Mortgage Daily

Published On: April 19, 2007
BK Trustee Sues Investment BanksABFS actions at issue

April 19, 2007

By JERRY DeMUTH

The trustee for a bankrupt subprime lender is seeking more than $50 million in compensatory damages from five investment bankers. A separate class action lawsuit against former executives of the defunct lender may seek to add the investment banks as defendants.

The money, which included “underwriting fees, interest and other sums,” was “fraudulently transferred” to the five banks — US Bancorp, JP Morgan, Credit Suisse, Bear Stearns and Morgan Stanley — or their subsidiaries by American Business Financial Services after the lender became insolvent “around 2000,” according to a lawsuit filed by George L. Miller as trustee for ABFS.

The banks and subsidiaries — 15 companies in all — are specifically alleged to have engaged in “aiding and abetting breach of fiduciary duty,” the suit said — “aiding and abetting fraud” and in “civil conspiracy.”

And, along with the seven ABFS officers and directors, they are also alleged to have engaged in “fraudulent transfer” and “deepening of the insolvency” of ABFS.

ABFS filed for protection under Chapter 11 of the Bankruptcy Code on January 21, 2005. Those proceedings were converted to Chapter 7 on May 17, 2005 and Miller was then appointed as trustee for the ABFS bankruptcy estate. Miller is a partner with the Philadelphia accounting firm of Miller Coffey Tate, which specializes in bankruptcy, fraud investigations, business valuations and litigation support, according to the company’s Web site. Miller since been developing a list of ABFS’s creditors, including investors.

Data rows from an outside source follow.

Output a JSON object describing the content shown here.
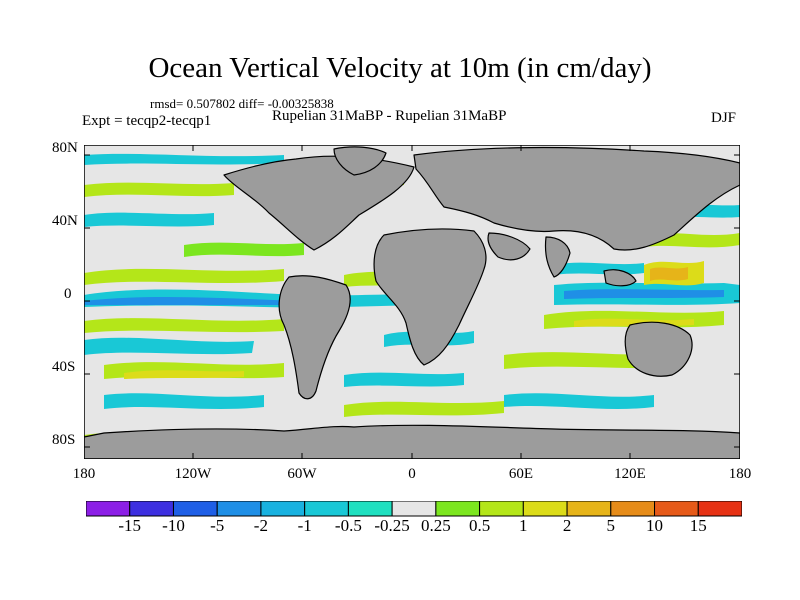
{
  "title": "Ocean Vertical Velocity at 10m (in cm/day)",
  "stats": "rmsd= 0.507802 diff= -0.00325838",
  "expt": "Expt = tecqp2-tecqp1",
  "subtitle": "Rupelian  31MaBP - Rupelian  31MaBP",
  "season": "DJF",
  "y_ticks": [
    "80N",
    "40N",
    "0",
    "40S",
    "80S"
  ],
  "x_ticks": [
    "180",
    "120W",
    "60W",
    "0",
    "60E",
    "120E",
    "180"
  ],
  "colorbar": {
    "labels": [
      "-15",
      "-10",
      "-5",
      "-2",
      "-1",
      "-0.5",
      "-0.25",
      "0.25",
      "0.5",
      "1",
      "2",
      "5",
      "10",
      "15"
    ],
    "colors": [
      "#8c1fe6",
      "#3d2fe0",
      "#1f5fe6",
      "#1f8fe6",
      "#19b2e0",
      "#19c8d6",
      "#1fe0c0",
      "#e6e6e6",
      "#7ce61f",
      "#b4e619",
      "#dcdc19",
      "#e6b419",
      "#e68c19",
      "#e65a19",
      "#e63214"
    ]
  },
  "colors": {
    "land": "#9c9c9c",
    "neutral": "#e6e6e6"
  }
}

The suit alleges, according to a U.S. District Court summary, that in the five years preceding that bankruptcy ABFS’s officers and directors, with the assistance of the defendant financial institutions, caused ABFS to book more than $500 million of fictitious gains and more than $500 million of fictitious losses as part of an artifice and scheme to conceal losses and continue the illusion that ABFS was a financially viable company. This, according to the summary, allowed ABFS defendants and their enablers to continue to acquire millions of dollars at the expense of ABFS and its creditors.

The suit, originally filed in the Philadelphia Court of Common Pleas and then, at the request of defendants, moved to U.S. District Court for the Eastern District of Pennsylvania, was moved back to the Court of Common Pleas on March 15.

In a related case, ABFS and nine of its officers and directors, but no financial institutions, are named in a class action lawsuit filed in U.S. District Court as two suits but now combined into one suit. The class of plaintiffs were all investors in mortgage notes issued by ABFS and sold directly to investors by ABFS, “without the help of underwriters or brokers,” according to the suit.

In November or December 2004, ABFS stopped paying principal or interest on maturity on all or some of its notes and stopped honoring checks written on ABFS money market accounts, the suit alleges.

The suit, which seeks compensatory damages plus interest, alleges that the registration statements and prospectuses for those notes “contained untrue statements and omitted material facts about the Company’s delinquency experience” and also “omitted substantive discussion of the impact of deferment and forbearance arrangements, which the Company used to depress the reported delinquency rates.”

“The true purpose and effect of the forbearance arrangements were not as quoted [in the statements and prospectuses] but instead to improve the public perception of the quality of the loan portfolio,” the suit further alleges.

“We’re not bringing a fraud case,” Todd Collins, lead attorney for plaintiffs in the class action suit, told MortgageDaily.com, “we’re charging negligence against those who signed the registration statements.”

While the class action suit now names only ABFS and nine of its officers and directors as defendants, Collins, suggesting that the five banking institutions named in the trustee’s suit could be added as defendants in the class action suit, said “there may be other parties” added as defendants.

The two suits, a Credit Suisse spokesman told MortgageDaily.com, have “nothing to do with subprime loans” that ABFS originated.

“What it has to do with is that they [ABFS] were fraudulently representing their business to investors to whom, through newspaper ads, they independently sold securities without any underwriter and then went bankrupt,” he said, as he questioned Credit Suisse’s inclusion as a defendant and the implication that these suits represented another negative mark against subprime lending.

“We weren’t involved in the securities issuance at all,” the spokesman added.

Because the two suits name some of the same defendants, a bankruptcy attorney told MortgageDaily.com, they could be at odds with one another unless they reach some type of agreement. ABFS’s D&O insurance could also come in to play, he said.